After Ray exited the store, a mining economist who had been educating me about existing and extinct turquoise mines; the formation process associated with turquoise, verascite, azurite and malachite; and the production, or lack thereof, of mining regions in Colorado, New Mexico, Arizona and Nevada, asked, "Has he been drinking?" "No," I explained, "That is just Ray¹s love of the fairer sex on display. Ray gave up drinking decades ago. Now he is addicted to turquoise and memories of his past exploits; maybe even some future adventures if his melon potion works."

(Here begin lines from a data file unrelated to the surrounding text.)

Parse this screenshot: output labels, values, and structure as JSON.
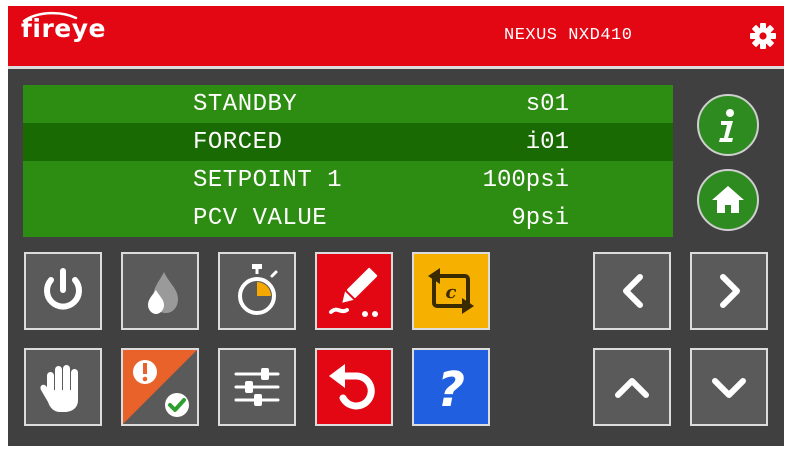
{
  "header": {
    "brand": "fireye",
    "model": "NEXUS NXD410",
    "settings_icon": "gear-icon"
  },
  "display": {
    "rows": [
      {
        "label": "STANDBY",
        "value": "s01",
        "highlighted": false
      },
      {
        "label": "FORCED",
        "value": "i01",
        "highlighted": true
      },
      {
        "label": "SETPOINT 1",
        "value": "100psi",
        "highlighted": false
      },
      {
        "label": "PCV VALUE",
        "value": "9psi",
        "highlighted": false
      }
    ]
  },
  "side_buttons": {
    "info_icon": "info-icon",
    "home_icon": "home-icon"
  },
  "keypad": {
    "row1": [
      "power-icon",
      "flame-icon",
      "timer-icon",
      "edit-icon",
      "cycle-c-icon"
    ],
    "row2": [
      "hand-icon",
      "alarm-ack-icon",
      "sliders-icon",
      "undo-icon",
      "help-icon"
    ],
    "help_glyph": "?",
    "cycle_glyph": "c"
  },
  "nav": {
    "icons": [
      "chevron-left-icon",
      "chevron-right-icon",
      "chevron-up-icon",
      "chevron-down-icon"
    ]
  },
  "colors": {
    "header_red": "#e30613",
    "panel_gray": "#404040",
    "lcd_green": "#2d8c12",
    "lcd_highlight": "#1a6a04",
    "key_gray": "#5a5a5a",
    "key_red": "#e30613",
    "key_yellow": "#f5b000",
    "key_blue": "#1f5fe0",
    "key_orange": "#e8622a",
    "timer_accent": "#f5a800",
    "round_green": "#2e8b20"
  }
}
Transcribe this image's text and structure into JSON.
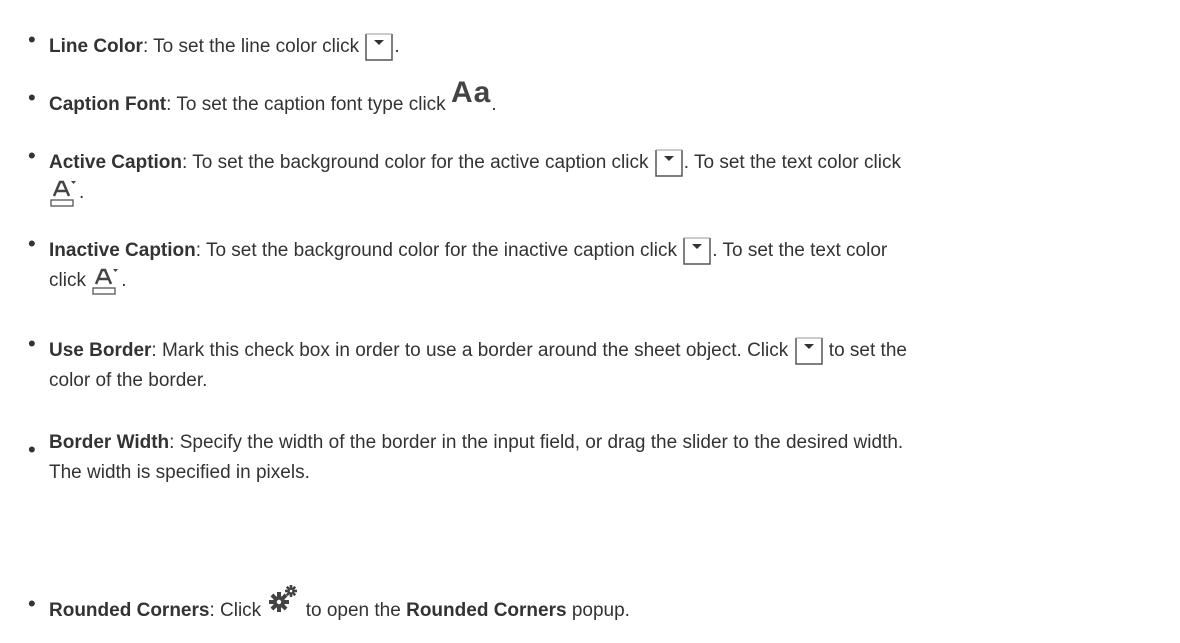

The question posed by the economist reminded me just how difficult it is for visitors of this area to understand the local cultures. It also reminded me of a few days ago when two women came striding into the store. "Are you here for the Bluff Arts Festival," I asked. I tried to speak slowly and deliberately, so the name of the event would not sound flatulent. "Yes," they responded. "We were out at the mission for the Spin Off, but there was a live sheep when we arrived that was not alive when we left," they explained with undisguised disgust. The women failed to understand that, on the Navajo Reservation, sheep are considered a gift to the people; an expendable and readily consumable resource.

Later that same evening, Kira'¹s friend, Gabby and I were discussing the slaughter of sheep, when Kira announced that killing sheep was "disgusting." Gabby patiently explained to Kira and Grange how the process was to be managed and described all the delicacies that can be created with sheep intestines, brains and blood. To Gabby, butchering animals for food was as natural as taking ground beef from the freezer. To Kira, the procedure was still foreign, even though she had seen it done in the past.

In our modern world of prepackaged everything, we have moved away from the basic processes of living. Many of our Native American friends, however, still remember. Ray, on the other hand, must have had a memory lapse, because his recipe for love was a complete failure.

Sincerely,

Steve

3 comments:

Anonymous said...

enjoyed sharing your descriptive picture of fall. To me the evidence of a season is sort of a message from the great creator...an assurance that all is as it should be. I too thrill when priviledged to behold such glorious moments of nature.

Yes, our modern children need to be upraised of the facts of sustaining life, using the products given us by nature to do so. They have not had to slaughter, collect eggs, milk animals, or even tend plants in order to have the necessities to sustain them...so many think it will always be "at the store" when they are in need.

It is sad that a whole geration (or two) has been so unfortunate as to have their needs met at the store...and to have no appreciation of the natural order of things. A child raised on a farm, or even just spending summers on a farm is so fortunate...to be in touch with reality. I think that reality of existence is what is missing today, and the emphasis on sex, vilence, and advertising of every conceivable thing if you just send a letter, check included, to someone out there...and all your needs will be met.

The absence of teachin the "trades" in school, and the absence of seeing the father using tools to build or repair something...the absence of family mealtime and conversations, the absence of mothers cooking and baking in so many homes is such a loss of basic, important activities and attitudes. I am not an "old fogey"...I am a realist.

Home is walking in the door and smelling something good being baked or cooked....home is knowing you can be self sufficient...home is where y ou have the security and support of the members of your family wo care about you and you successes and your failures....It all seems so simple to me....

But psychology doesn't take the place of an understanding parent...Pre packaged food doesn't take the place of a home cooked meal....and a caring parent cleansing and bandaging a superficial wound and giving you a hug cannot be replaced by a trip to the "doctor".

There was a lot of good that came out of the depression years....people cared aout each other, helped each other, didn't even consider suing someone.....we were all in it together and had to help one another , and did.

Seems like there ought to be some place in between these times and those....where our young people can grow up and know those basic things pertinent to self confidence and reality.